Herr Hüpfer verfuhr ähnlich, nur war er weniger plump in seiner Argumentation. Er erfand stets einen traurigen Grund, der ihn veranlasste, die Tiere abzugeben. Häufig erzählte er mit Tränen in den Augen, dass diese unglücklich wären und das Leben im Zwinger sie krank machen würde. Und so war manch altes Mütterchen bereit, für einen älteren Hund einige Hundert Euro zu bezahlen, nur um ihn „zu retten“.

Einen Tag später stand der weiße Lieferwagen vor dem Kloster.
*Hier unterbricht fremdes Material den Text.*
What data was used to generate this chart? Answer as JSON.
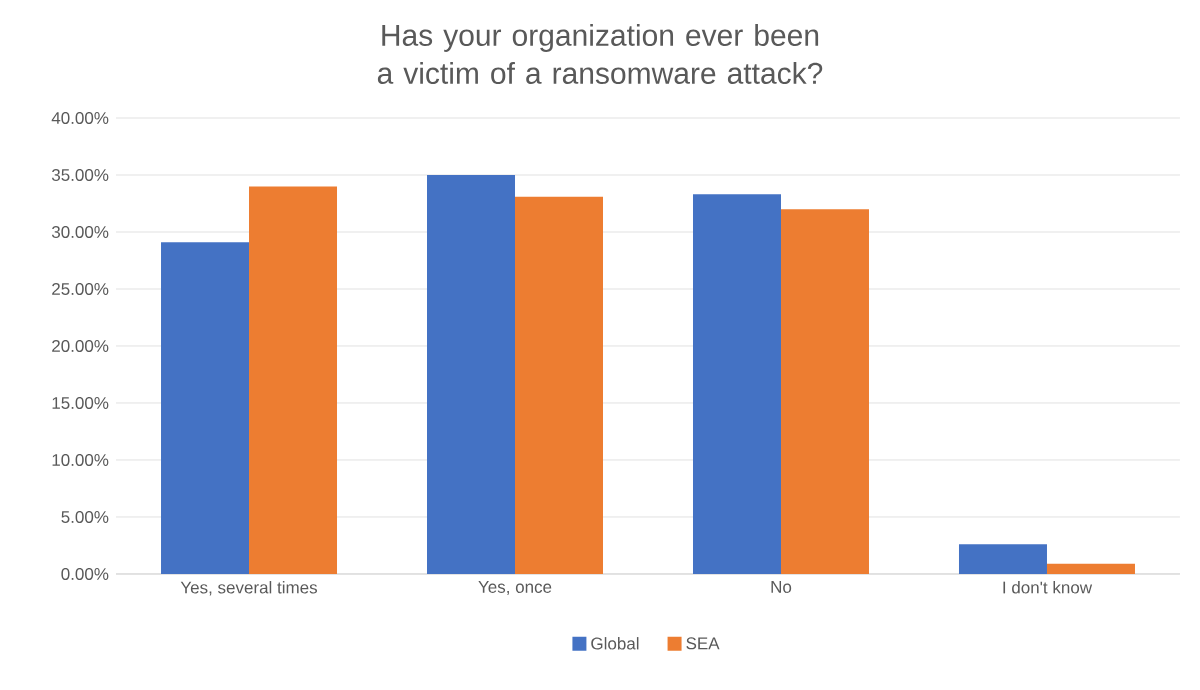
{
  "chart_data": {
    "type": "bar",
    "title": "Has your organization ever been a victim of a ransomware attack?",
    "categories": [
      "Yes, several times",
      "Yes, once",
      "No",
      "I don't know"
    ],
    "series": [
      {
        "name": "Global",
        "color": "#4472c4",
        "values": [
          29.1,
          35.0,
          33.3,
          2.6
        ]
      },
      {
        "name": "SEA",
        "color": "#ed7d31",
        "values": [
          34.0,
          33.1,
          32.0,
          0.9
        ]
      }
    ],
    "ylim": [
      0,
      40
    ],
    "yticks": [
      {
        "value": 0,
        "label": "0.00%"
      },
      {
        "value": 5,
        "label": "5.00%"
      },
      {
        "value": 10,
        "label": "10.00%"
      },
      {
        "value": 15,
        "label": "15.00%"
      },
      {
        "value": 20,
        "label": "20.00%"
      },
      {
        "value": 25,
        "label": "25.00%"
      },
      {
        "value": 30,
        "label": "30.00%"
      },
      {
        "value": 35,
        "label": "35.00%"
      },
      {
        "value": 40,
        "label": "40.00%"
      }
    ],
    "grid": "y",
    "legend": "bottom"
  }
}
Es war ein herrlicher Morgen und Fleur war gerade dabei, in Begleitung einer Freundin mit Lovebird und Charlie zu einem Spaziergang aufzubrechen.

Hüpfer und Grunz lagen auf der Lauer, sie wollten ohne viel Aufsehen die beiden Hunde in den Wagen verfrachten und verschwinden. Mit einer Fangleine ausgerüstet, warteten sie, um die beiden Setter zu Gesicht zu bekommen.

Als sie die Mädchen mit den Hunden sahen, stiegen sie aus. Der für die Hunde so unangenehme Geruch aus dem Inneren des Transporters eilte den beiden voraus. Er verfing sich in den feinen Hundenasen und diese witterten die Gefahr, noch bevor sie die beiden Männer sahen.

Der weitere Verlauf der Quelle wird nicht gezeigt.